La muerte se despatarró como quien acaba de hacer su tarea con meridiana puntualidad, se sentó con las piernas abiertas y su paciencia vital en una de las sillas de madera lustrada y nos pegó otra vez la cachetada.
El hombre incompleto y sin orear que vaticinaba ser desde el día que se llevó a papá cuando era apenas un boceto trazado a lápiz tiene la certeza feroz de que ya nunca seré.
Un rato antes le había dado la espalda con una pena que me doblaba el dorso. Como tantas otras veces, en estos meses en que la llama se fue consumiendo, cerré la puerta de calle con miedo.
A mi regreso trémulo la mujer impostergable yacía en posición cristiana, con las manos juntas. Detrás de la telaraña húmeda que son mis ojos vislumbré en su rostro una mueca que los expertos en consuelo podrían definir vagamente como un rictus de paz.
No me dejó tranquilo. La serenidad no alcanza cuando el esternón se quiebra en dos y uno experimenta escurrirse de las manos el último latido de lo que siempre estuvo ahí, a nuestro lado.
Dejo constancia que en ese mismo instante asumí que perdí el camino de regreso. La lágrima que trazó el recorrido necesario e inevitable va a secarse con la primera brisa de resignación. Los muchachos de vialidad podrán decir que es una ruta similar a la que une Palermo con Cañuelas pero mi hermano y yo sabemos que ese trayecto tiene múltiples bifurcaciones y que gracias al buen pulso de mamá fue capaz de llevarnos hacia otros sitios: al culto al trabajo, a la responsabilidad, a la ética, al amor practicado, construido por hechos, y a la persecución de aquellos sueños que sólo se pueden alcanzar si el esfuerzo individual es el impulsor del vuelo. Tomar nota acaso sea mejor que voltear la página y seguir adelante. Tratar de aplicar la receta es menos utópico que avanzar sin su amparo.
El crepúsculo se desgarró como mi alma y con una ligera inclinación, transformado en sombra, ingresó con prudencia al recinto, de puntillas, con andar perezoso para llevársela en andas.
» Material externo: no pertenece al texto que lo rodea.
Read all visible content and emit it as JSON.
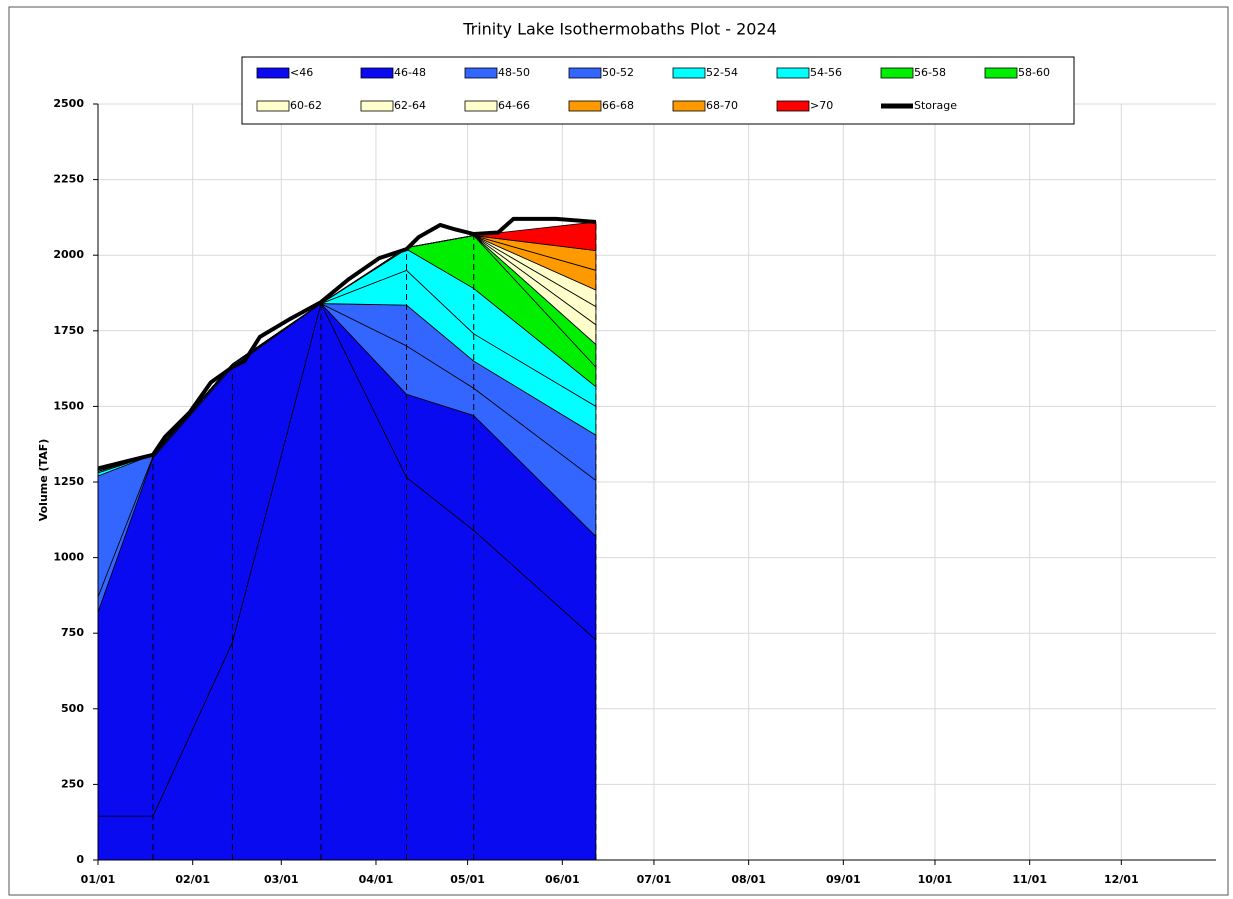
{
  "chart_data": {
    "type": "stacked_area",
    "title": "Trinity Lake Isothermobaths Plot - 2024",
    "y_label": "Volume (TAF)",
    "x": [
      0,
      18,
      44,
      73,
      101,
      123,
      163
    ],
    "xlim": [
      0,
      366
    ],
    "xticks": [
      {
        "value": 0,
        "label": "01/01"
      },
      {
        "value": 31,
        "label": "02/01"
      },
      {
        "value": 60,
        "label": "03/01"
      },
      {
        "value": 91,
        "label": "04/01"
      },
      {
        "value": 121,
        "label": "05/01"
      },
      {
        "value": 152,
        "label": "06/01"
      },
      {
        "value": 182,
        "label": "07/01"
      },
      {
        "value": 213,
        "label": "08/01"
      },
      {
        "value": 244,
        "label": "09/01"
      },
      {
        "value": 274,
        "label": "10/01"
      },
      {
        "value": 305,
        "label": "11/01"
      },
      {
        "value": 335,
        "label": "12/01"
      }
    ],
    "ylim": [
      0,
      2500
    ],
    "yticks": [
      0,
      250,
      500,
      750,
      1000,
      1250,
      1500,
      1750,
      2000,
      2250,
      2500
    ],
    "grid": true,
    "series": [
      {
        "name": "<46",
        "color": "#0a0af0",
        "values": [
          145,
          145,
          720,
          1840,
          1265,
          1090,
          728
        ]
      },
      {
        "name": "46-48",
        "color": "#0a0af0",
        "values": [
          675,
          1185,
          910,
          0,
          275,
          380,
          342
        ]
      },
      {
        "name": "48-50",
        "color": "#3366ff",
        "values": [
          50,
          5,
          5,
          0,
          160,
          90,
          185
        ]
      },
      {
        "name": "50-52",
        "color": "#3366ff",
        "values": [
          400,
          5,
          5,
          0,
          135,
          90,
          150
        ]
      },
      {
        "name": "52-54",
        "color": "#00ffff",
        "values": [
          10,
          0,
          0,
          0,
          115,
          90,
          95
        ]
      },
      {
        "name": "54-56",
        "color": "#00ffff",
        "values": [
          5,
          0,
          0,
          0,
          70,
          150,
          65
        ]
      },
      {
        "name": "56-58",
        "color": "#00ee00",
        "values": [
          0,
          0,
          0,
          0,
          5,
          175,
          65
        ]
      },
      {
        "name": "58-60",
        "color": "#00ee00",
        "values": [
          0,
          0,
          0,
          0,
          0,
          0,
          75
        ]
      },
      {
        "name": "60-62",
        "color": "#ffffcc",
        "values": [
          0,
          0,
          0,
          0,
          0,
          0,
          65
        ]
      },
      {
        "name": "62-64",
        "color": "#ffffcc",
        "values": [
          0,
          0,
          0,
          0,
          0,
          0,
          60
        ]
      },
      {
        "name": "64-66",
        "color": "#ffffcc",
        "values": [
          0,
          0,
          0,
          0,
          0,
          0,
          55
        ]
      },
      {
        "name": "66-68",
        "color": "#ff9900",
        "values": [
          0,
          0,
          0,
          0,
          0,
          0,
          65
        ]
      },
      {
        "name": "68-70",
        "color": "#ff9900",
        "values": [
          0,
          0,
          0,
          0,
          0,
          0,
          65
        ]
      },
      {
        "name": ">70",
        "color": "#ff0000",
        "values": [
          0,
          0,
          0,
          0,
          0,
          0,
          95
        ]
      },
      {
        "name": "Storage",
        "color": "#000000",
        "type": "line",
        "x": [
          0,
          18,
          22,
          30,
          37,
          44,
          48,
          53,
          63,
          73,
          82,
          92,
          101,
          105,
          112,
          117,
          123,
          131,
          136,
          150,
          163
        ],
        "values": [
          1295,
          1340,
          1400,
          1480,
          1580,
          1630,
          1650,
          1730,
          1790,
          1845,
          1920,
          1990,
          2020,
          2060,
          2100,
          2085,
          2070,
          2075,
          2120,
          2120,
          2110
        ]
      }
    ]
  }
}
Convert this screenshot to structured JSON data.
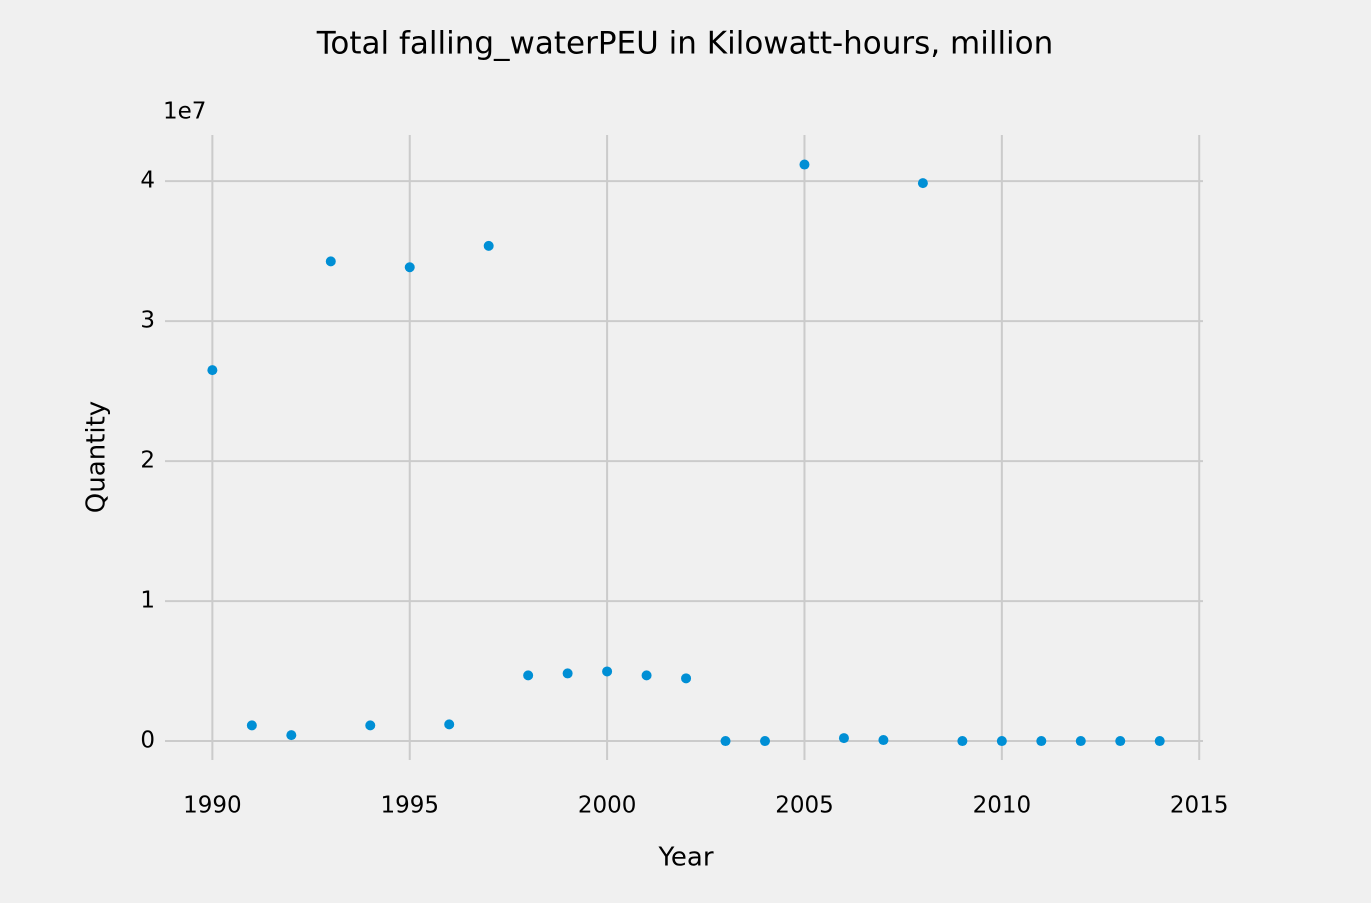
{
  "chart_data": {
    "type": "scatter",
    "title": "Total falling_waterPEU in Kilowatt-hours, million",
    "x_label": "Year",
    "y_label": "Quantity",
    "y_offset_label": "1e7",
    "x": [
      1990,
      1991,
      1992,
      1993,
      1994,
      1995,
      1996,
      1997,
      1998,
      1999,
      2000,
      2001,
      2002,
      2003,
      2004,
      2005,
      2006,
      2007,
      2008,
      2009,
      2010,
      2011,
      2012,
      2013,
      2014
    ],
    "series": [
      {
        "name": "Quantity",
        "color": "#008fd5",
        "values": [
          26500000,
          1120000,
          420000,
          34270000,
          1120000,
          33850000,
          1190000,
          35380000,
          4690000,
          4830000,
          4970000,
          4690000,
          4480000,
          0,
          0,
          41190000,
          210000,
          70000,
          39860000,
          0,
          0,
          0,
          0,
          0,
          0
        ]
      }
    ],
    "xlim": [
      1988.8,
      2015.4
    ],
    "xticks": [
      1990,
      1995,
      2000,
      2005,
      2010,
      2015
    ],
    "ylim": [
      -2070000,
      43300000
    ],
    "yticks": [
      {
        "value": 0,
        "label": "0"
      },
      {
        "value": 10000000,
        "label": "1"
      },
      {
        "value": 20000000,
        "label": "2"
      },
      {
        "value": 30000000,
        "label": "3"
      },
      {
        "value": 40000000,
        "label": "4"
      }
    ],
    "grid": true
  }
}
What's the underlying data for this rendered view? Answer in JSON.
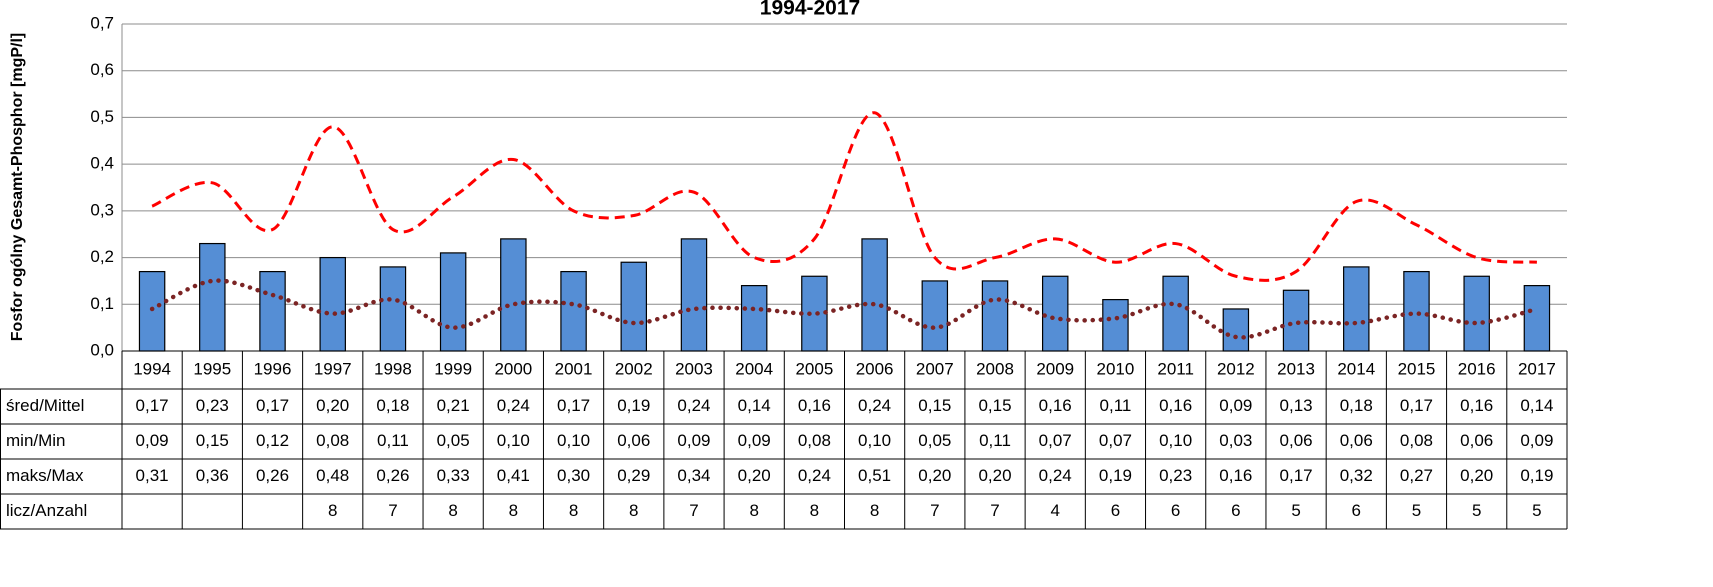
{
  "chart_data": {
    "type": "bar_line_table",
    "title": "1994-2017",
    "y_label": "Fosfor ogólny Gesamt-Phosphor [mgP/l]",
    "categories": [
      "1994",
      "1995",
      "1996",
      "1997",
      "1998",
      "1999",
      "2000",
      "2001",
      "2002",
      "2003",
      "2004",
      "2005",
      "2006",
      "2007",
      "2008",
      "2009",
      "2010",
      "2011",
      "2012",
      "2013",
      "2014",
      "2015",
      "2016",
      "2017"
    ],
    "ylim": [
      0,
      0.7
    ],
    "yticks": [
      {
        "value": 0,
        "label": "0,0"
      },
      {
        "value": 0.1,
        "label": "0,1"
      },
      {
        "value": 0.2,
        "label": "0,2"
      },
      {
        "value": 0.3,
        "label": "0,3"
      },
      {
        "value": 0.4,
        "label": "0,4"
      },
      {
        "value": 0.5,
        "label": "0,5"
      },
      {
        "value": 0.6,
        "label": "0,6"
      },
      {
        "value": 0.7,
        "label": "0,7"
      }
    ],
    "grid": true,
    "series": [
      {
        "name": "śred/Mittel",
        "kind": "bar",
        "color": "#558ed5",
        "values": [
          0.17,
          0.23,
          0.17,
          0.2,
          0.18,
          0.21,
          0.24,
          0.17,
          0.19,
          0.24,
          0.14,
          0.16,
          0.24,
          0.15,
          0.15,
          0.16,
          0.11,
          0.16,
          0.09,
          0.13,
          0.18,
          0.17,
          0.16,
          0.14
        ],
        "value_labels": [
          "0,17",
          "0,23",
          "0,17",
          "0,20",
          "0,18",
          "0,21",
          "0,24",
          "0,17",
          "0,19",
          "0,24",
          "0,14",
          "0,16",
          "0,24",
          "0,15",
          "0,15",
          "0,16",
          "0,11",
          "0,16",
          "0,09",
          "0,13",
          "0,18",
          "0,17",
          "0,16",
          "0,14"
        ]
      },
      {
        "name": "min/Min",
        "kind": "dotted",
        "color": "#7b2424",
        "values": [
          0.09,
          0.15,
          0.12,
          0.08,
          0.11,
          0.05,
          0.1,
          0.1,
          0.06,
          0.09,
          0.09,
          0.08,
          0.1,
          0.05,
          0.11,
          0.07,
          0.07,
          0.1,
          0.03,
          0.06,
          0.06,
          0.08,
          0.06,
          0.09
        ],
        "value_labels": [
          "0,09",
          "0,15",
          "0,12",
          "0,08",
          "0,11",
          "0,05",
          "0,10",
          "0,10",
          "0,06",
          "0,09",
          "0,09",
          "0,08",
          "0,10",
          "0,05",
          "0,11",
          "0,07",
          "0,07",
          "0,10",
          "0,03",
          "0,06",
          "0,06",
          "0,08",
          "0,06",
          "0,09"
        ]
      },
      {
        "name": "maks/Max",
        "kind": "dashed",
        "color": "#ff0000",
        "values": [
          0.31,
          0.36,
          0.26,
          0.48,
          0.26,
          0.33,
          0.41,
          0.3,
          0.29,
          0.34,
          0.2,
          0.24,
          0.51,
          0.2,
          0.2,
          0.24,
          0.19,
          0.23,
          0.16,
          0.17,
          0.32,
          0.27,
          0.2,
          0.19
        ],
        "value_labels": [
          "0,31",
          "0,36",
          "0,26",
          "0,48",
          "0,26",
          "0,33",
          "0,41",
          "0,30",
          "0,29",
          "0,34",
          "0,20",
          "0,24",
          "0,51",
          "0,20",
          "0,20",
          "0,24",
          "0,19",
          "0,23",
          "0,16",
          "0,17",
          "0,32",
          "0,27",
          "0,20",
          "0,19"
        ]
      }
    ],
    "count_row": {
      "name": "licz/Anzahl",
      "values": [
        null,
        null,
        null,
        8,
        7,
        8,
        8,
        8,
        8,
        7,
        8,
        8,
        8,
        7,
        7,
        4,
        6,
        6,
        6,
        5,
        6,
        5,
        5,
        5
      ]
    }
  }
}
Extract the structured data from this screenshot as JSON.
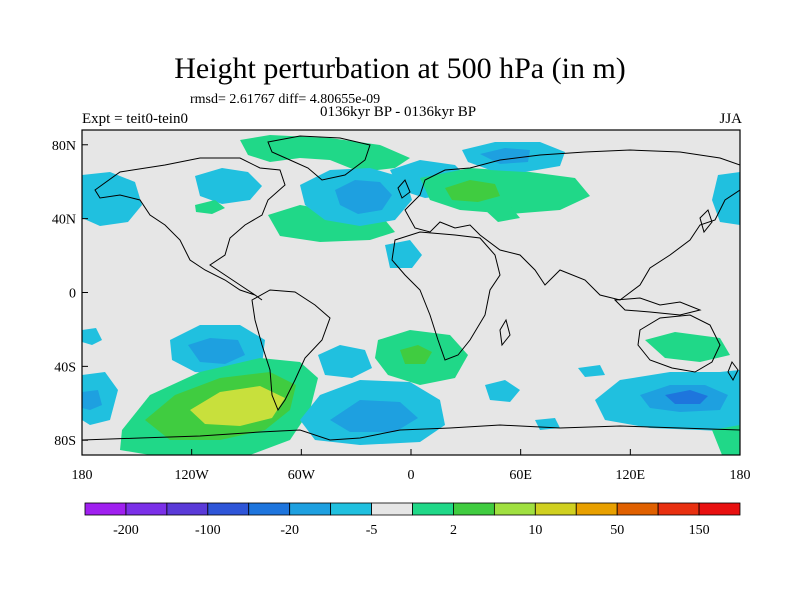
{
  "title": "Height perturbation at 500 hPa (in m)",
  "stats_text": "rmsd= 2.61767 diff= 4.80655e-09",
  "left_label": "Expt = teit0-tein0",
  "center_label": "0136kyr BP - 0136kyr BP",
  "right_label": "JJA",
  "lat_ticks": [
    {
      "value": 80,
      "label": "80N"
    },
    {
      "value": 40,
      "label": "40N"
    },
    {
      "value": 0,
      "label": "0"
    },
    {
      "value": -40,
      "label": "40S"
    },
    {
      "value": -80,
      "label": "80S"
    }
  ],
  "lon_ticks": [
    {
      "value": -180,
      "label": "180"
    },
    {
      "value": -120,
      "label": "120W"
    },
    {
      "value": -60,
      "label": "60W"
    },
    {
      "value": 0,
      "label": "0"
    },
    {
      "value": 60,
      "label": "60E"
    },
    {
      "value": 120,
      "label": "120E"
    },
    {
      "value": 180,
      "label": "180"
    }
  ],
  "colorbar": {
    "colors": [
      "#a020f0",
      "#7b30e8",
      "#5a3ad8",
      "#2e55d8",
      "#1e75dd",
      "#1ea0e0",
      "#20c0df",
      "#e6e6e6",
      "#20d888",
      "#40cc40",
      "#a0e040",
      "#d0d020",
      "#e8a000",
      "#e06000",
      "#e83010",
      "#e81010"
    ],
    "labels": [
      "-200",
      "-100",
      "-20",
      "-5",
      "2",
      "10",
      "50",
      "150"
    ]
  },
  "colors": {
    "land_outline": "#000000",
    "background_field": "#e6e6e6",
    "cyan": "#20c0df",
    "lightblue": "#1ea0e0",
    "blue": "#1e75dd",
    "green": "#20d888",
    "darkgreen": "#40cc40",
    "yellowgreen": "#a0e040",
    "olive": "#c8e03c"
  }
}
Muy de a poco la penumbra la arrinconó hasta dejarle el centro de la escena, se trepó por sus sábanas y le borró paulatinamente los contornos dejándonos algunas remembranzas, un puñadito de reflexiones y un nuevo sentimiento que tal vez no necesite de ver para creer.
Fui la leche caliente, su espera, el temporal que capeó sin que le menguara el carácter, un reto, un coscorrón, su patio con geranios, un pique de pelota, la casa reluciente, la ropa impecable que era capaz de hacer durar más que la garantía del Magiclick, su infancia difícil, un pique de pelota, la letra cursiva perfecta, su pila de cuadernos por corregir, mis hermanos del aula sus miles de alumnos, la obligación, el plazo, su entrega, su genio de madre y capitana por sobre cualquier aspiración de género, el volver a empezar, sus años tras el mostrador, su postergarse por dar, su generosidad diáfana y entera, su viudez larga, la curvatura de sus dedos, el entumecimiento de su anatomía, espero que un porcentaje de su orgullo.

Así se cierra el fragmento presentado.